Minimalism and abundance in thinking about edtech

It is an important criticism of minimalism in general to point out that abundance is a prerequisite. That is, one can't choose to minimize “stuff” without in fact having continuing access to stuff. There's privilege in that and it is right too to point to the classicism inherent in minimalism.

On the other hand, movements to abstain from something are widespread over time and culture, whether it is religious asceticism, ecological restraint, or fasting in a variety of contexts. The key feature is choice. For something like minimalism, in education as well as more generally, choice depends on not being starved to begin with, on not being without resources.

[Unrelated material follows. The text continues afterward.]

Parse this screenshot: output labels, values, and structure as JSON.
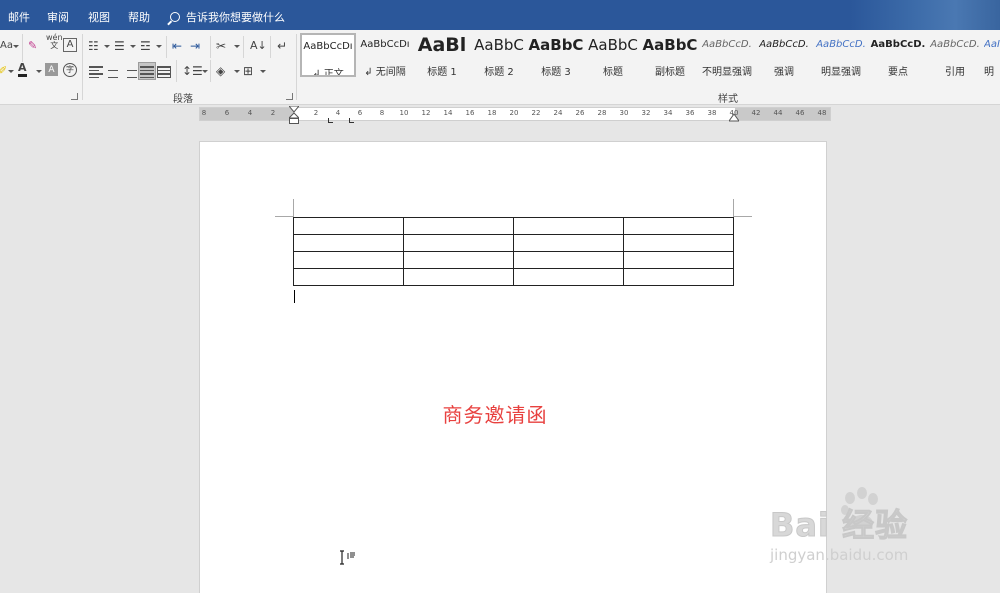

It may seem paradoxical at first that a minimalist EdTech might require us to foster abundance. But the kind of abundance that I'm suggesting is not that of waste or excess. I'm suggesting an abundance or richness in opportunity and possibility, a richness of options and choices. And while we might think at first that the overwhelming waves of technological tools thrown our way represent such richness, focusing on the nature of this abundance helps us see that, in fact, what we are offered can be severely limited in some areas while being overabundant in others. For example, the move to online and remote modes of instruction in Spring and Fall has embedded video conferencing technology into daily routines. There are many options for video conferencing, despite the way Zoom has become the default terminology for the practice itself. Teams, Jitsi, BigBlueButton (embedded in Canvas), GoToMeeting, Google classrooms, etc etc. These are the big players and there are many variations for special uses (e.g. rockoutloud.live for music lessons, Skype for one on one). These are, in general, high bandwidth and high availability tools. Using them requires good internet connections and decent hardware. Those are our technical concerns; we have not yet even broached the user experience or how this works as a classroom environment.

The approach of tech companies is predictably going to be about more tech. (To a hammer everything looks like a nail and all that.) To mention just two recent developments, Nvidia has demonstrated how to use AI to minimize the large bandwidth required for these sorts of video meeting applications: And ClassEDU promises to put a better UI layer on top of Zoom: (https://www.edsurge.com/news/2020-09-24-former-blackboard-ceo-raises-16m-to-bring-lms-features-to-zoom-classrooms). Both really cool. Great stuff. These are potentially valuable solutions, but not the only solutions.

The rush to more tech misses two other avenues. First, what can we do with the tech we already have? How can we use that more effectively within the constraints that exist? The particular challenge of real-time video conferencing should make us start by thinking about how we can offload everything that doesn't need an always-on connection. What do we want to do by being online in real-time? For me at least, one answer is usually something like “engagement”; starting from that goal means that a lot of real-time video becomes less important than the fact that all the students are asked to be responsive in real time.

Second, where are the low bandwidth or no bandwidth solutions? What can we do with voice and text chat to make that work better, make it cleaner for classroom use? Tools like voicethread or commenting tools on video provide one potential avenue of engagement. But even something simpler, like a document edited together in real time, with text chat, can be a form of real-time and low bandwidth engagement.

Put another way, when working with current video technologies it's easy to have a sense of deprivation. We are deprived of interactions with students in real space, deprived of faces and reactions (through students whose video is off or not working), deprived of the security that everyone is really there (or not one step from going outside good wifi range and dropping the connection). Teaching should be (emphasis on the idealization here, not always the reality) rooted in abundance, in the richness of knowing, in the richness of learning, and in the potential for the future. Can our tools embody that richness as well? If so, I don't think that would look like the unicorn-like perfectly functioning tech product of the future. I suspect it might look more like careful and intentional re-purposing of existing tools.